Cracks develop in Pakistan People's Party
Cracks develop in the Pakistan People's Party that leads the country's ruling coalition with its vice chair Amin Faheem saying he was distancing himself from the party.world Updated: Jun 30, 2008 14:31 IST
Cracks have developed in the Pakistan People's Party (PPP) that leads the country's ruling coalition with its vice chair Amin Faheem saying he was distancing himself from the party.
"In a surprise development on Sunday evening... Faheem said a line had been drawn in the PPP," Dawn reported Monday.
"He distanced himself from the PPP-led government, saying that a new PPP was in the government and he had no relations with it," the newspaper added.

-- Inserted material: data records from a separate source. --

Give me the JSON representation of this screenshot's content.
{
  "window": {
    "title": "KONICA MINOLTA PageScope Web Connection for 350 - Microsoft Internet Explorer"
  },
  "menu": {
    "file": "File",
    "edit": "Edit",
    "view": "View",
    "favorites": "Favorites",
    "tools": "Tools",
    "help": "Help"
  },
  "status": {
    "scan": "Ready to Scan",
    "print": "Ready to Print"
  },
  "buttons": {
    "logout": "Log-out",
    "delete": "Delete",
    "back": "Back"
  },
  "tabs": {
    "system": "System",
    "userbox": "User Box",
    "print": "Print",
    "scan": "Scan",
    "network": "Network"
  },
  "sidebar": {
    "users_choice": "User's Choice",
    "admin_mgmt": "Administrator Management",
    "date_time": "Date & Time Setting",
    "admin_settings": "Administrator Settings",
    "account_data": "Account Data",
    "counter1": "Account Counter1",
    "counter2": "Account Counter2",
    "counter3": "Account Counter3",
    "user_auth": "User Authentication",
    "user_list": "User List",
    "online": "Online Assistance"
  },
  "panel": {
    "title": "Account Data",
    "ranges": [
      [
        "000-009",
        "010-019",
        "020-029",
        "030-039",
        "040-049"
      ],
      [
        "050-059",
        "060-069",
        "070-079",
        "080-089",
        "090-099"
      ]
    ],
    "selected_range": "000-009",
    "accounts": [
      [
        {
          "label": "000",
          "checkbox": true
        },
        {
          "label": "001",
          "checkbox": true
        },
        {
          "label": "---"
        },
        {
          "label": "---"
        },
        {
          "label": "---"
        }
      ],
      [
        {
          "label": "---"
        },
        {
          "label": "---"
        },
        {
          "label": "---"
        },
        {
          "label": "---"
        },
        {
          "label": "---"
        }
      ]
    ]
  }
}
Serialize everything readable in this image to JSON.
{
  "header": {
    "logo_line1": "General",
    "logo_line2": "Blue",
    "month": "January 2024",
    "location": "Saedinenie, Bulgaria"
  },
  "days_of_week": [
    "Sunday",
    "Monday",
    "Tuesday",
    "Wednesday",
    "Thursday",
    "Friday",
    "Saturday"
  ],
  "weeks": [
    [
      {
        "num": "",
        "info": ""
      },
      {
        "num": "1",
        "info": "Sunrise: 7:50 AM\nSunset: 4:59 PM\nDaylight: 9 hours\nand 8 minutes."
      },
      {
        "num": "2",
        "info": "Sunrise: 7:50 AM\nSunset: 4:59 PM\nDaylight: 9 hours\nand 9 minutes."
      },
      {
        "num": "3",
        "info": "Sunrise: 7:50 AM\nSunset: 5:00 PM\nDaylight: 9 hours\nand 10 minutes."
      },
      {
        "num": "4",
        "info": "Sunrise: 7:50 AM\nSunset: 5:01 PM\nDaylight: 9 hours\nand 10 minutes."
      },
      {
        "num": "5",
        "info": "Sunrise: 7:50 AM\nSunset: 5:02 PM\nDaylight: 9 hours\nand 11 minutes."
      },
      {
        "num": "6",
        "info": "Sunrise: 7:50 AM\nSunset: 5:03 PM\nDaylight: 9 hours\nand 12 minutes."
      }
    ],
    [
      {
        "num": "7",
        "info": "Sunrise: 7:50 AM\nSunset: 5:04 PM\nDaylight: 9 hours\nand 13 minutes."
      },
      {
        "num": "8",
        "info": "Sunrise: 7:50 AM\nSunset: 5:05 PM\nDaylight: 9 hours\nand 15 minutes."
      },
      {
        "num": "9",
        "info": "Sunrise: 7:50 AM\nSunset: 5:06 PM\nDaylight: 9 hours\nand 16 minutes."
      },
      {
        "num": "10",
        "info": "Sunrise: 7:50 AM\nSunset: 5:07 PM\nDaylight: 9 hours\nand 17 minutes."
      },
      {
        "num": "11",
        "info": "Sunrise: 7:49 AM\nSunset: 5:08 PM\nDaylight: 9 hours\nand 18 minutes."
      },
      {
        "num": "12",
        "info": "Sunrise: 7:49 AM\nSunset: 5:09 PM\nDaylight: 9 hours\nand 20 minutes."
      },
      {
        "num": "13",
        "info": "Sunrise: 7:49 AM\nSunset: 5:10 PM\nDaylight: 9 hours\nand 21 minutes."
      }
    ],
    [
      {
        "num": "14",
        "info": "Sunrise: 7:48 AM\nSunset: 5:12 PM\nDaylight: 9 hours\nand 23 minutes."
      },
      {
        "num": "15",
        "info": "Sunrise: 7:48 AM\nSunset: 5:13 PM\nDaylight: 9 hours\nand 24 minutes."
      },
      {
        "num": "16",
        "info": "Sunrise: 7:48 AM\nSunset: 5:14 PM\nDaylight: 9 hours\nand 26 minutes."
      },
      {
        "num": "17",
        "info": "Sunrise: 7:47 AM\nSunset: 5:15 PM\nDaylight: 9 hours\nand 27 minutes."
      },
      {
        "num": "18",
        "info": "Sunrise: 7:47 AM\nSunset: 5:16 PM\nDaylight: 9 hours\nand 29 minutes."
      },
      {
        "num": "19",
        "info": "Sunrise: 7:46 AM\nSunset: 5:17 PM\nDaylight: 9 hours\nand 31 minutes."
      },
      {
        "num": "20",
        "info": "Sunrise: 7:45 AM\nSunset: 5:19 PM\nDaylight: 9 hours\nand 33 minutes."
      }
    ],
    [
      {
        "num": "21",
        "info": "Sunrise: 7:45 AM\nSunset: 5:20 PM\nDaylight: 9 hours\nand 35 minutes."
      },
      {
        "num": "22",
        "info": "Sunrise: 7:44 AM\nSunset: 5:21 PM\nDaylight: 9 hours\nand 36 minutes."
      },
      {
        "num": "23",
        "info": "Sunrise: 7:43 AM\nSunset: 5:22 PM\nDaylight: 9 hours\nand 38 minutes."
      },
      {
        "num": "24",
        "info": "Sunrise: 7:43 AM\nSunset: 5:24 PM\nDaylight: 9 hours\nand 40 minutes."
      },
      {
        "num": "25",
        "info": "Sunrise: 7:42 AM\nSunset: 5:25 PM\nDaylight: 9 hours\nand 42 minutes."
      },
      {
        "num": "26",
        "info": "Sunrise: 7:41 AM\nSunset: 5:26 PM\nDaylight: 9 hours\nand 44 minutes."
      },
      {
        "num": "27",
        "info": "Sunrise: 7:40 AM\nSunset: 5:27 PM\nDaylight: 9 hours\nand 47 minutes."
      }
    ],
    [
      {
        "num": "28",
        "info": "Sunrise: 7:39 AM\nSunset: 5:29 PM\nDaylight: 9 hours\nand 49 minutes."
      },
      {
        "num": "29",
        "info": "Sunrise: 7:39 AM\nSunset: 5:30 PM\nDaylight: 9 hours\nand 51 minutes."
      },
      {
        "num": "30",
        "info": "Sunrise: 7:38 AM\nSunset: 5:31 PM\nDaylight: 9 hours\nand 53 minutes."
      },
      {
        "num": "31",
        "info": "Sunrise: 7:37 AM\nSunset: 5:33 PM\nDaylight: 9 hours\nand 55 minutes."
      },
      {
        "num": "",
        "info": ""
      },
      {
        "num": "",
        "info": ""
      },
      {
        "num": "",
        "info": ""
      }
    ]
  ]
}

His remarks came on the sidelines of a book release function in Hyderabad and "could be described as the beginning of his public expression of reservations on recent party decisions", Dawn said.
Faheem is apparently sore over the party's stance on reinstating the Supreme Court judges President Pervez Musharraf had sacked after imposing an emergency last November, as also on the PPP's ambivalent position on impeaching the president.
The PPP had initially agreed with coalition partner Pakistan Muslim League-Nawaz (PML-N) that the judges would be restored but then backtracked, saying this would be part of a package to restore the constitution to as it existed in 1973.
This had prompted the PML-N to pull its ministers out of the government while remaining a part of the coalition.
The PPP then took the back door route on the issue, raising the strength of the Supreme Court from 16 to 29 to accommodate the sacked judges and retaining the new bench that Musharraf had sworn in under the Provisional Constitutional Order (PCO) he promulgated along with the emergency.
As for Musharraf's impeachment, the PML-N has been vociferously demanding this even as the PPP is yet to clearly state its stance on the issue.
Faheem said the people "were confused between the (two) issues" and the government was not paying adequate attention to "the real issues" like rising prices, growing militancy in the country's restive northwest, and the lack of development.
Thus, "a line had been drawn in the PPP and new and senior people were on different sides of the line" but "he was not responsible for creating the line", Faheem noted, even as he denied that there were moves to make him Pakistan's president.
Faheem's son Jameel-uz-Zaman is Sindh's minister for inter-provincial coordination.